The meter is easy to use, and I got a diary in which to write what I am eating and what my blood sugar is before and after each meal. Why did I get this feeling that the diary, published by the glucose meter pharmaceutical firm, listed many more entries for each day than is strictly necessary? More strips? With each meter, you get a handy little traveling kit, incomprehensible instructions, and a device to poke your finger (painless) and a few samples of strips and lancets. Once you get the meter, they are home.

For years, I did not consider myself a diabetic, I controlled it myself. Now I know I am a diabetic and am getting some help.

The diabetes nutritional information – I’ve studied it for years – is pretty common sense really, for me, eat lots of grains, vegetables, no sugar or processed foods, etc., pretty much what I’ve been eating for five or six years.

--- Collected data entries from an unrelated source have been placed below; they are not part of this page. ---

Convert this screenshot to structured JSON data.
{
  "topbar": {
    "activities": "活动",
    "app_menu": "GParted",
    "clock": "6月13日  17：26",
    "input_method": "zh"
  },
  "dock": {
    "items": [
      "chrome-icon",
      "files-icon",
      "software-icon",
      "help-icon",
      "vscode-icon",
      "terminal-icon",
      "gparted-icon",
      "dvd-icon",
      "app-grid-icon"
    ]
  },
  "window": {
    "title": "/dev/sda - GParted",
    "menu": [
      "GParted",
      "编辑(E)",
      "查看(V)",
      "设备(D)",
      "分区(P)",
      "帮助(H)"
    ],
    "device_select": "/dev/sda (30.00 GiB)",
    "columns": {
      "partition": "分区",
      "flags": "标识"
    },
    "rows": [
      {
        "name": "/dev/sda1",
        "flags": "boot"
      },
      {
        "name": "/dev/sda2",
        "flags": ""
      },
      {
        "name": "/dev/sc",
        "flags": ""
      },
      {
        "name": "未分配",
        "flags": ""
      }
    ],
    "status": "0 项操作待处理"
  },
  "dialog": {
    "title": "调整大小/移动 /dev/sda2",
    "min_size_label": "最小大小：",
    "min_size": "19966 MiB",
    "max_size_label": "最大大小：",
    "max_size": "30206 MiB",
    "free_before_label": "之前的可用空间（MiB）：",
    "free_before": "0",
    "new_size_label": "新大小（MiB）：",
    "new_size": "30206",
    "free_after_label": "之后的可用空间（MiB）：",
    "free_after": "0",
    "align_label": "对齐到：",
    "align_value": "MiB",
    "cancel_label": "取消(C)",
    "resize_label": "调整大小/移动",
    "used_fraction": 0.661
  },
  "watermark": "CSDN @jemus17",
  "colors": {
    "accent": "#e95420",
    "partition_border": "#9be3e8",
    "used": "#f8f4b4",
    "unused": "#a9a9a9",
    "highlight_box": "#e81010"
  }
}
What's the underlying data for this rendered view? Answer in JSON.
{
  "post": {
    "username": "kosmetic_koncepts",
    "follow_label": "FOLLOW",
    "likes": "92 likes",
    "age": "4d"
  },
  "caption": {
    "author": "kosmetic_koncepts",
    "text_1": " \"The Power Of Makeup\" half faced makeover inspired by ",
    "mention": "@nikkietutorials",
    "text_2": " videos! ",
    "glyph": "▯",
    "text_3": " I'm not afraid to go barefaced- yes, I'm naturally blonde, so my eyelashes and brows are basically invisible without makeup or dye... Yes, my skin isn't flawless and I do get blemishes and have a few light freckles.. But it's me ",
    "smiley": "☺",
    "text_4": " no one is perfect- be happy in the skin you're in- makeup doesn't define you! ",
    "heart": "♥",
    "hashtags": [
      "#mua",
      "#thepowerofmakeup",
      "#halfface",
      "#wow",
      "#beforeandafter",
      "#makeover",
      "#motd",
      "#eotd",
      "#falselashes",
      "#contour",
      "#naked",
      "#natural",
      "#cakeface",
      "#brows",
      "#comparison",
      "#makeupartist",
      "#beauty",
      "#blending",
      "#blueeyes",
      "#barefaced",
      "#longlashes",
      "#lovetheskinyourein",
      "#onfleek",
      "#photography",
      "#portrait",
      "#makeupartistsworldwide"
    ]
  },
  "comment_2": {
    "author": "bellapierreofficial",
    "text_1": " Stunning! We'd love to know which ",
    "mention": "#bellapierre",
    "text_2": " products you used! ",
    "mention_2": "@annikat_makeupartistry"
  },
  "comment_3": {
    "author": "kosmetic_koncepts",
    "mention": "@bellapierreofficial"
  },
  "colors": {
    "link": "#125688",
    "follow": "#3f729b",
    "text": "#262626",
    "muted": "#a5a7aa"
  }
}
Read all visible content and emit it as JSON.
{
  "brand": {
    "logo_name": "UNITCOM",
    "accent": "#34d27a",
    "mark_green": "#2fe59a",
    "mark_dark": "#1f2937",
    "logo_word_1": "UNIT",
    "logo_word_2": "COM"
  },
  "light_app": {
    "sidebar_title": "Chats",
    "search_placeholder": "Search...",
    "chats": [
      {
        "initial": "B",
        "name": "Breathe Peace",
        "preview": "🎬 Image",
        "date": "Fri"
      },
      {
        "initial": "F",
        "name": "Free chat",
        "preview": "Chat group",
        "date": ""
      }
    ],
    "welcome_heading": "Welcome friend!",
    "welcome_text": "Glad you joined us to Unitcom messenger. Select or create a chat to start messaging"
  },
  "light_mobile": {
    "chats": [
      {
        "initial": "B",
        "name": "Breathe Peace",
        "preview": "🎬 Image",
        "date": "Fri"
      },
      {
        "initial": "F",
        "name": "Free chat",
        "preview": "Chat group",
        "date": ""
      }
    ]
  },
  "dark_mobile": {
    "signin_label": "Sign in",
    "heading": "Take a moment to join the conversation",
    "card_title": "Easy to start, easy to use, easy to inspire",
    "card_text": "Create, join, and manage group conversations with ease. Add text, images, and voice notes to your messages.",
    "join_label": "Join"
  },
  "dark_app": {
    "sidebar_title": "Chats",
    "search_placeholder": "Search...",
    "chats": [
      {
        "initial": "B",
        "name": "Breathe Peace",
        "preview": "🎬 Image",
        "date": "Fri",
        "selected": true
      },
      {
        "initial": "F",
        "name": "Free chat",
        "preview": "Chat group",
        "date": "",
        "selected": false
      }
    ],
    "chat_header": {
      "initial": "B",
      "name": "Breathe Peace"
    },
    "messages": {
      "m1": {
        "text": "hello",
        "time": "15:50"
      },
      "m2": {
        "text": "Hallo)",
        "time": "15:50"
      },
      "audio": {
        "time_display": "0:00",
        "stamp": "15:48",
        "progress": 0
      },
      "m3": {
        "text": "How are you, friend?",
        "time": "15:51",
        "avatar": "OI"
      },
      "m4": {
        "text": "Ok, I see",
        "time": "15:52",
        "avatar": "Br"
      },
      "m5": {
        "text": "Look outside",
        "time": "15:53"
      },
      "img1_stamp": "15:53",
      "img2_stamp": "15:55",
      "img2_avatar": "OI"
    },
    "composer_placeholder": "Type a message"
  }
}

There was nothing new for me.

Diabetes in America, like Lyme, is not just an illness, it is a gazillion-dollar business, a world unto itself, a hydra with a lot of heads, all of them leading to insurance payments and multiple doctor’s visits. The insurance companies hover over the process like the bad witch in Oz, shaping and controlling life in Diabetes World.  Tomorrow I start the medication and we’ll see how it works. For all the money and bureaucracy in diabetes – a hot disease, tens of millions of Americans are getting it – the pills are the point. If the blood sugar is controlled, and it most often is, it will all be a good trade and I will remind myself that I am fortunate to have a disease that can be treated. After years of avoiding this system, I am now a citizen of Diabetes World and the truth is, I see it as a chance to stay healthy, not to be sick.